“Forgiving” means that you personally let go of the hurt and anger you’re carrying around inside about this person. Maybe pray for them.
It does NOT mean that what they did to you was OK. It’s fine to say to them, “What you just said is not true, it is hurtful, and it is unacceptable behavior.” If their behavior is something reportable (to the police, to your boss in the workplace, etc.) it’s fine to report it and you should report it.
It does NOT mean that you should put yourself in a position to have them do it again, unless there’s no way you can get out of the situation. An example of a situation you can’t get out of would be if the person is, for example, your elderly parent, and they are old and sick and you are taking care of them, and they hurt you by criticizing you and being angry with you. Obviously you still have to keep taking care of the person because they are dependent on you.
But in most cases, where it’s just somebody outside your family, you can limit your contacts with them. I’ve cut a number of former friends totally off, blocked them on the Internet, etc. because of toxic behavior.

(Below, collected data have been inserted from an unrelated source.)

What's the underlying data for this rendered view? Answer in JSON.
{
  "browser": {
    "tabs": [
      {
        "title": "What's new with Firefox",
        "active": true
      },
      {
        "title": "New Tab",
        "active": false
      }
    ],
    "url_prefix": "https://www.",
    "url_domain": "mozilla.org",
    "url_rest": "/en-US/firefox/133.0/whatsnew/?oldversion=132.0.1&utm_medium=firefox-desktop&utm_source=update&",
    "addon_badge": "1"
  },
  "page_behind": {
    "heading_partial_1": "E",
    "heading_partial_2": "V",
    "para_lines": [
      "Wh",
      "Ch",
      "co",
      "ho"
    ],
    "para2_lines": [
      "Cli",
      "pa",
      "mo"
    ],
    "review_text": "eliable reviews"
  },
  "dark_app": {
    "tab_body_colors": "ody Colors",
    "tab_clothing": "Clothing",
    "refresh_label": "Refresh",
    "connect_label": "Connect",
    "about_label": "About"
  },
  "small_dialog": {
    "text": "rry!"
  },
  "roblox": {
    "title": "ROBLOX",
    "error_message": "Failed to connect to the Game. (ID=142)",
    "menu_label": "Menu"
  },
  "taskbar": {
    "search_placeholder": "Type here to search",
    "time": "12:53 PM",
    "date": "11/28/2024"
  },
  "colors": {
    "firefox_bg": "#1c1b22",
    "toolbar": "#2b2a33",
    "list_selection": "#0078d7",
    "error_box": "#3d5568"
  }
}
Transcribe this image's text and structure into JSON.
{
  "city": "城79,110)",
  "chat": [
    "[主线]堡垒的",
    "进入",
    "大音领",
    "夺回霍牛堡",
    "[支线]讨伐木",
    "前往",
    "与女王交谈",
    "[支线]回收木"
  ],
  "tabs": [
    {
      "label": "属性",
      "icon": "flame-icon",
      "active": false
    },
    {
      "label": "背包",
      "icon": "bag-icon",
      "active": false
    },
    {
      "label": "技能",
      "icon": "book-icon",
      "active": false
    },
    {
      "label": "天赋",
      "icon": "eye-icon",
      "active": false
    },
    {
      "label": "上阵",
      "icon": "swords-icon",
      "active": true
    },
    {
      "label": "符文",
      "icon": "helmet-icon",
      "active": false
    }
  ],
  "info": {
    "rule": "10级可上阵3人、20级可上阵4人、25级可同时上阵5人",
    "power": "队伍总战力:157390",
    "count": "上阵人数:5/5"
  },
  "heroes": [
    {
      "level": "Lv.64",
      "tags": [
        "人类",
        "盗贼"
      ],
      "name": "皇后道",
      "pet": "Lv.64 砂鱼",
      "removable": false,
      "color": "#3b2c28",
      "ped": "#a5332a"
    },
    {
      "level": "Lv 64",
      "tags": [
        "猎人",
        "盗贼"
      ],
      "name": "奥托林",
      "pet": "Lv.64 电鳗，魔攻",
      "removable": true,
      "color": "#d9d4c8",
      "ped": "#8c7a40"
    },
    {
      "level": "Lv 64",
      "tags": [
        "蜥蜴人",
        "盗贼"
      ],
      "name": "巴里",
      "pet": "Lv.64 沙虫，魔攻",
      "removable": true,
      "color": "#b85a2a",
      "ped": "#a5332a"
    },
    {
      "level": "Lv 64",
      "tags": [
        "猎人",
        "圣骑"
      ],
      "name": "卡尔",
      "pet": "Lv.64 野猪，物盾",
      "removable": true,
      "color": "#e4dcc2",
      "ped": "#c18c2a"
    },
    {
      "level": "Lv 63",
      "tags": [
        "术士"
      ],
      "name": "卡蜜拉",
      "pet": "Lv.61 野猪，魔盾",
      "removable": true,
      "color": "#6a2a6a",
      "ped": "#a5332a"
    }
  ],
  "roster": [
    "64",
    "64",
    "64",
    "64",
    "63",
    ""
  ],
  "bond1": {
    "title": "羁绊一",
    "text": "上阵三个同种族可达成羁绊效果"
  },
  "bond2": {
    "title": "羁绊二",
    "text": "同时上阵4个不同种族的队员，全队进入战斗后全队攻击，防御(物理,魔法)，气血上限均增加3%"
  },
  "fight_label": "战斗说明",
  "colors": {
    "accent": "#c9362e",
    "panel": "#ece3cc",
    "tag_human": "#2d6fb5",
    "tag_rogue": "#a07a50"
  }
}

I still forgive them for whatever they did - and in some cases I even recognize that it was a situation with no “bad guy”, just a friendship that no longer worked because our lives or values went in different directions, causing a hurtful situation to develop.
In short: “Forgiveness” means you let go of internal bad feelings, anger, hate etc. towards the person.
It does not mean you have to be a doormat or approve of/ allow toxic behavior.
Edited to add, You don’t always have to call them up and say “I forgive you” either. You can do it in your heart, especially in cases where reaching out to the person is just going to set off another round of toxic drama.